Speaker A: It's not going to come up with a growth assumption. It's not going to come up with an ROI return on the company. Right.
Speaker B: Welcome back to another episode of Builders. As always, this show is brought to you by Frontlines IO, Silicon Valley's leading B2B podcast production studio. If you're bringing technology to market and want to learn from your peers, we have a library of more than 1200 interviews with Venture backed founders and marketers. Where they talk, all things go to market. Of course, if you want to launch your own podcast, we offer podcasts as a service to more than 80 tech startups. The idea there is very simple. You show up and host and we do everything else. Now with all that said, let's jump into today's episode.
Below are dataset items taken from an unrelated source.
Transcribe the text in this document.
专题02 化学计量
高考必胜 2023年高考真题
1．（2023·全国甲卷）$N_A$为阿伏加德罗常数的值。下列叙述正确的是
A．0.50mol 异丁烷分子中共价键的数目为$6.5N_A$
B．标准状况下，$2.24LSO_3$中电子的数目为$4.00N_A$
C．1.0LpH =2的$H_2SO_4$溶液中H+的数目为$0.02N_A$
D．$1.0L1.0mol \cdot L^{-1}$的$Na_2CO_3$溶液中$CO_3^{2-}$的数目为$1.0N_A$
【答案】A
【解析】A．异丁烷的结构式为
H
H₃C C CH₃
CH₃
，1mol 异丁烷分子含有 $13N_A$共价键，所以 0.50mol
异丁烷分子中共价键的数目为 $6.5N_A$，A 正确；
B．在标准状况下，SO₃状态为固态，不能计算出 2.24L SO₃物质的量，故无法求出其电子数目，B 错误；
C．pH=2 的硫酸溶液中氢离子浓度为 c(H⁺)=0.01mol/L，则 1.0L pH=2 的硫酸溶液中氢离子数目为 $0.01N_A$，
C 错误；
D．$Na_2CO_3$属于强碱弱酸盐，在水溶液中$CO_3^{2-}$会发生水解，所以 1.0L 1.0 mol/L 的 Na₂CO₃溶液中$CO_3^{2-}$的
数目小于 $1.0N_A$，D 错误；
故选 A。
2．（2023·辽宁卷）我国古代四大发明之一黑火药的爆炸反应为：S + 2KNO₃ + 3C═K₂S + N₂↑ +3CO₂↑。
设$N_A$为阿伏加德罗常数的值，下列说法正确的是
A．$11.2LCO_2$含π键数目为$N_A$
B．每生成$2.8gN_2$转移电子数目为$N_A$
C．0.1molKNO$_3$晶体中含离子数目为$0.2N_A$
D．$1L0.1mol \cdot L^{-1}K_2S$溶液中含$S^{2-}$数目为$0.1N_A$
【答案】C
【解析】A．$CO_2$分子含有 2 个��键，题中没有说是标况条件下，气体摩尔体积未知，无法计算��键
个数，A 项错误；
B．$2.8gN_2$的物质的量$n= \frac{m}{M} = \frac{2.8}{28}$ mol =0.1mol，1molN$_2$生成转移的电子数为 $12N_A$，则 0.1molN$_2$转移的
Speaker C: Today our guest is Eric Chang, CEO and co founder of Clara. Eric, thanks for being here.
Speaker A: Thanks so much. Really appreciate you having me.
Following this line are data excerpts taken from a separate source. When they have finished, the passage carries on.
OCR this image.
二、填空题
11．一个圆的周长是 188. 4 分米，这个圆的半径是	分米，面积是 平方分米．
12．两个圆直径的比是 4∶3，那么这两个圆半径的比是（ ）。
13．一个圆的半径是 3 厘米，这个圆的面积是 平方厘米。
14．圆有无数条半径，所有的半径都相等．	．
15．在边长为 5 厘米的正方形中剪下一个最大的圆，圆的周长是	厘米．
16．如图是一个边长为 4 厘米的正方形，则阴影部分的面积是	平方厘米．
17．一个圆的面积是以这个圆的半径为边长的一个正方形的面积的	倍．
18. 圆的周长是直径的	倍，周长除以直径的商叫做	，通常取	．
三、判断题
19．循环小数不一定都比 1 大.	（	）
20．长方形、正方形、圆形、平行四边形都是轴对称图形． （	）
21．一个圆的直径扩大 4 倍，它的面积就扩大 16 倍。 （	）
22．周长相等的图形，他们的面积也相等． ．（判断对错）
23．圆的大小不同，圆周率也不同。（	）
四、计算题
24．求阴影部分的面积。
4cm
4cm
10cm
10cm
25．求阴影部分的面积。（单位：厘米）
Speaker C: Yeah, excited to jump in. So I understand that you are creating a category and that's awesome. That's cool, I love it. But it's also very, very hard to do. So before we jump into the category that you're creating, tell us a bit more about the company.
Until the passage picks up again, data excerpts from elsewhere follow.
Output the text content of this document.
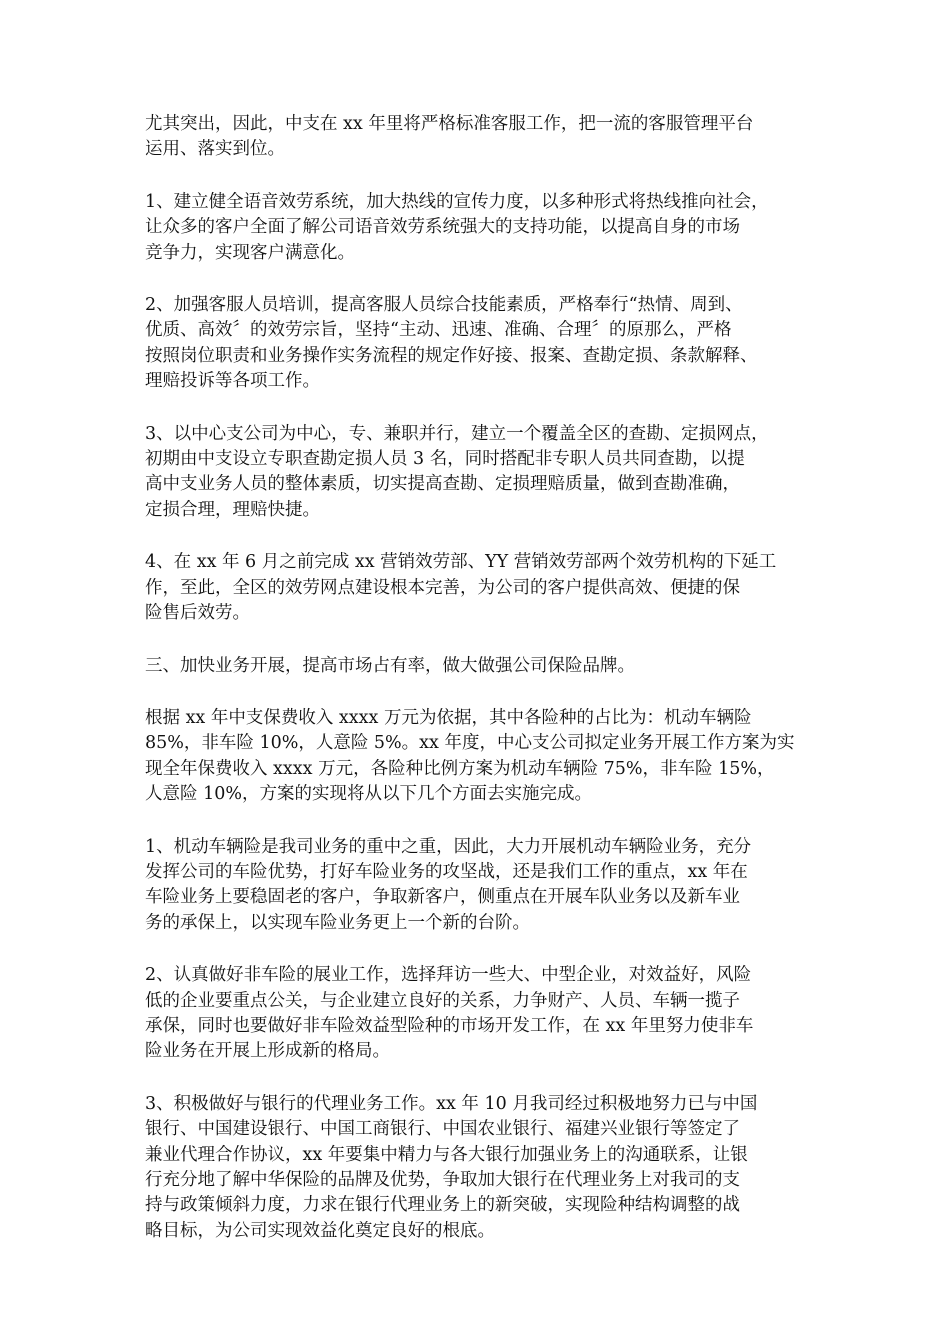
尤其突出，因此，中支在 xx 年里将严格标准客服工作，把一流的客服管理平台
运用、落实到位。
1、建立健全语音效劳系统，加大热线的宣传力度，以多种形式将热线推向社会，
让众多的客户全面了解公司语音效劳系统强大的支持功能，以提高自身的市场
竞争力，实现客户满意化。
2、加强客服人员培训，提高客服人员综合技能素质，严格奉行“热情、周到、
优质、高效〞的效劳宗旨，坚持“主动、迅速、准确、合理〞的原那么，严格
按照岗位职责和业务操作实务流程的规定作好接、报案、查勘定损、条款解释、
理赔投诉等各项工作。
3、以中心支公司为中心，专、兼职并行，建立一个覆盖全区的查勘、定损网点，
初期由中支设立专职查勘定损人员 3 名，同时搭配非专职人员共同查勘，以提
高中支业务人员的整体素质，切实提高查勘、定损理赔质量，做到查勘准确，
定损合理，理赔快捷。
4、在 xx 年 6 月之前完成 xx 营销效劳部、YY 营销效劳部两个效劳机构的下延工
作，至此，全区的效劳网点建设根本完善，为公司的客户提供高效、便捷的保
险售后效劳。
三、加快业务开展，提高市场占有率，做大做强公司保险品牌。
根据 xx 年中支保费收入 xxxx 万元为依据，其中各险种的占比为：机动车辆险
85%，非车险 10%，人意险 5%。xx 年度，中心支公司拟定业务开展工作方案为实
现全年保费收入 xxxx 万元，各险种比例方案为机动车辆险 75%，非车险 15%，
人意险 10%，方案的实现将从以下几个方面去实施完成。
1、机动车辆险是我司业务的重中之重，因此，大力开展机动车辆险业务，充分
发挥公司的车险优势，打好车险业务的攻坚战，还是我们工作的重点，xx 年在
车险业务上要稳固老的客户，争取新客户，侧重点在开展车队业务以及新车业
务的承保上，以实现车险业务更上一个新的台阶。
2、认真做好非车险的展业工作，选择拜访一些大、中型企业，对效益好，风险
低的企业要重点公关，与企业建立良好的关系，力争财产、人员、车辆一揽子
承保，同时也要做好非车险效益型险种的市场开发工作，在 xx 年里努力使非车
险业务在开展上形成新的格局。
3、积极做好与银行的代理业务工作。xx 年 10 月我司经过积极地努力已与中国
银行、中国建设银行、中国工商银行、中国农业银行、福建兴业银行等签定了
兼业代理合作协议，xx 年要集中精力与各大银行加强业务上的沟通联系，让银
行充分地了解中华保险的品牌及优势，争取加大银行在代理业务上对我司的支
持与政策倾斜力度，力求在银行代理业务上的新突破，实现险种结构调整的战
略目标，为公司实现效益化奠定良好的根底。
Speaker A: Yeah, thanks for that. So I'm Eric Chang, co founder and CEO of Clara Clarity with AI and what we're trying to do is to transform the investment process for private market investors. That includes private credit, private equity, venture capital, people investing in private companies. And what we're trying to do is the private company investment process, if I were to be honest, is still pretty tribunal. It's not very different than, I don't know, a thousand years ago when people gathered in a room, someone presented their case, a level of research has changed, but you still present a case and then people sit in a room and you know, say yes or no based off some deliberation. Right. That's not how I think a really effective investor of the future should be. Human memory is not perfect. Humans are subject to biases and so on. So how do we actually create a process that allows investors not just to be faster, which is a lot of I think AI is doing, but much more effective. And so that's what we're doing at Clare. We think about as a agentic deal management platform where we facilitate the tracking, helping the analysis, but most important, the capture and recall of every transaction that a deal team's looked across. And that really allows investment team to take a step back and look at each investment, not just a standalone, but relative to everything that they've seen. Look at their own investment history with more objective eyes and really become much more of a uh, forward thinking investor masters going forward.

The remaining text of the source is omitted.